The Intruder – Kritik
Oben und unten, innen und außen, Traum und Realität: Natalia Meta schickt dem Körper ihrer Protagonistin gleich mehrere Eindringlinge auf den Hals, bis dieser von alleine tönt. The Intruder ist eine Art Anti-Exorzist.

Vom Synchronstudio ins Flugzeug, von der Tropfsteinhöhle zur Strandbar, von der Dachterrasse in den Kammermusiksaal. Profane Orte gibt es in Natalia Metas The Intruder nur in Gestalt von Inés’ kleiner Wohnung in Buenos Aires, aber auch die verschafft ihr keine Ruhe. Inés (Érica Rives) hat Angst vorm Fliegen, aber auch Angst vor den Fledermäusen in der Grotte, oben wird es schwindelerregend, tief unten lauern erst recht Gefahren. Und nirgendwo gibt’s Schutz vor Eindringlingen: Im Urlaub des Prologs will der neue Freund Liebesgeständnisse erzwingen, im Synchronstudio justiert der Regisseur ihre Performance bei der Vertonung japanischer Slasher-Filme stetig nach, im Musiksaal versetzt der Chorleiter sie in den Mezzosporan-Bereich. Affekte sind für Inés Effekte männlicher Regieanweisungen, ihre Stimme eine nur reaktive, und irgendwann setzt sich das Fremde sogar mitten hinein in diesen Körper, in diese Stimme, sind während der Synchronaufnahmen Störgeräusche zu hören, die sich digital verlangsamt wie gesprochene Wörter anhören. Laut der alten Schauspielkollegin Adela (Mirta Busnelli), die irgendwann unvermittelt hinter ihr steht, hat Inés die Eindringlinge eingeladen in ihren Körper und sollte sie nun tunlichst wieder loswerden.
Kartografie einer Psyche

Diese Adela erinnert an jene ältere Frau, die in Mulholland Drive vor einem großen Unheil warnte, so wie der Dirigent an den Zeremonienmeister aus dem Club Silencio des gleichen Films, und der sweete Orgelstimmer (große Wiedersehensfreude: Nahuel Pérez Biscayart), der irgendwo da oben unterm Dach arbeitet, bewegt sich auf dem Dancefloor wie Lynchs berühmter roter Zwerg. Das sind mehr als Zitate: Tatsächlich gelingt es auch Meta in ihrem zweiten Spielfilm, eine Psyche zu kartografieren, ohne dafür einen Freifahrtschein ins Reich der Fantasie zu lösen, Träume und Albträume stets rückzubinden an den sozialen Alltag ihrer Protagonistin. Traum und Wirklichkeit sind nicht Gegensätze, sondern durchdringen sich. Der Filmgeschichte, vor allem jener Linie männlicher Regisseure, die sich ins Unbewusste wagten, widmet sich The Intruder dabei stets zwischen Hommage und Seitenhieb: mit Polanski-Ekeligem, Cronenberg-Invasivem, Argento-Philarmonischem und Nolan’scher Traumebenenverwirrung.

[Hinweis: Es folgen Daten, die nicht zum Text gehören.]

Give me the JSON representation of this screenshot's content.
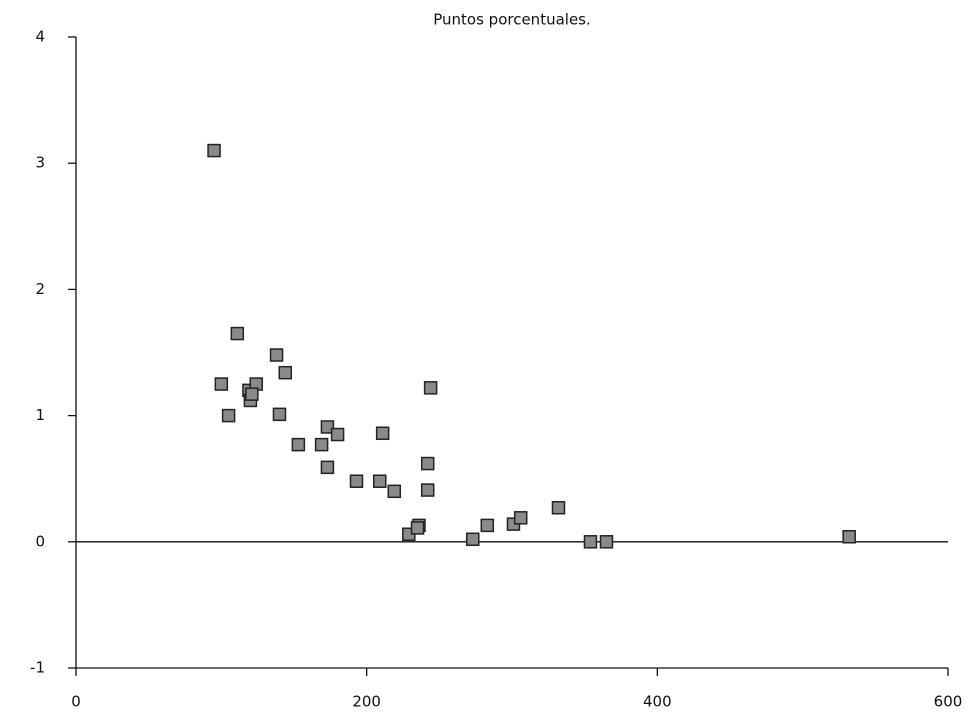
{
  "chart_data": {
    "type": "scatter",
    "title": "Puntos porcentuales.",
    "x": [
      95,
      111,
      100,
      105,
      119,
      120,
      124,
      121,
      138,
      144,
      140,
      153,
      169,
      173,
      180,
      173,
      193,
      209,
      211,
      219,
      244,
      242,
      242,
      229,
      236,
      235,
      273,
      283,
      301,
      306,
      332,
      354,
      365,
      532
    ],
    "values": [
      3.1,
      1.65,
      1.25,
      1.0,
      1.2,
      1.12,
      1.25,
      1.17,
      1.48,
      1.34,
      1.01,
      0.77,
      0.77,
      0.91,
      0.85,
      0.59,
      0.48,
      0.48,
      0.86,
      0.4,
      1.22,
      0.62,
      0.41,
      0.06,
      0.13,
      0.11,
      0.02,
      0.13,
      0.14,
      0.19,
      0.27,
      0.0,
      0.0,
      0.04
    ],
    "color": "#8a8a8a",
    "xlim": [
      0,
      600
    ],
    "xticks": [
      0,
      200,
      400,
      600
    ],
    "ylim": [
      -1,
      4
    ],
    "yticks": [
      -1,
      0,
      1,
      2,
      3,
      4
    ],
    "grid": false
  }
}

Im Kern ist The Intruder wohl Geschichte eines Traumas und seines psychischen Niederschlags, intime Begleitung auf dem Weg vom Ereignis zum Zusammenbruch. Die Labilität ist nicht Thema, sondern steckt im filmischen Blick selbst, dem wir nicht trauen können. Eine bekannte Masche, hier aber meist aufregend. William Friedkin hat seinen Exorzisten einmal als realistischen Film über unerklärliche Dinge beschrieben. Auf mehrfache Weise dreht Meta diesen Urtext der moral panic um weibliche Körperlichkeit um: Beim Austreiben hilft kein Profi, der Teufel ist kein Mythos, sondern sozial und medial vermittelt – und The Intruder ein fantastischer Film über sehr erklärliche Dinge.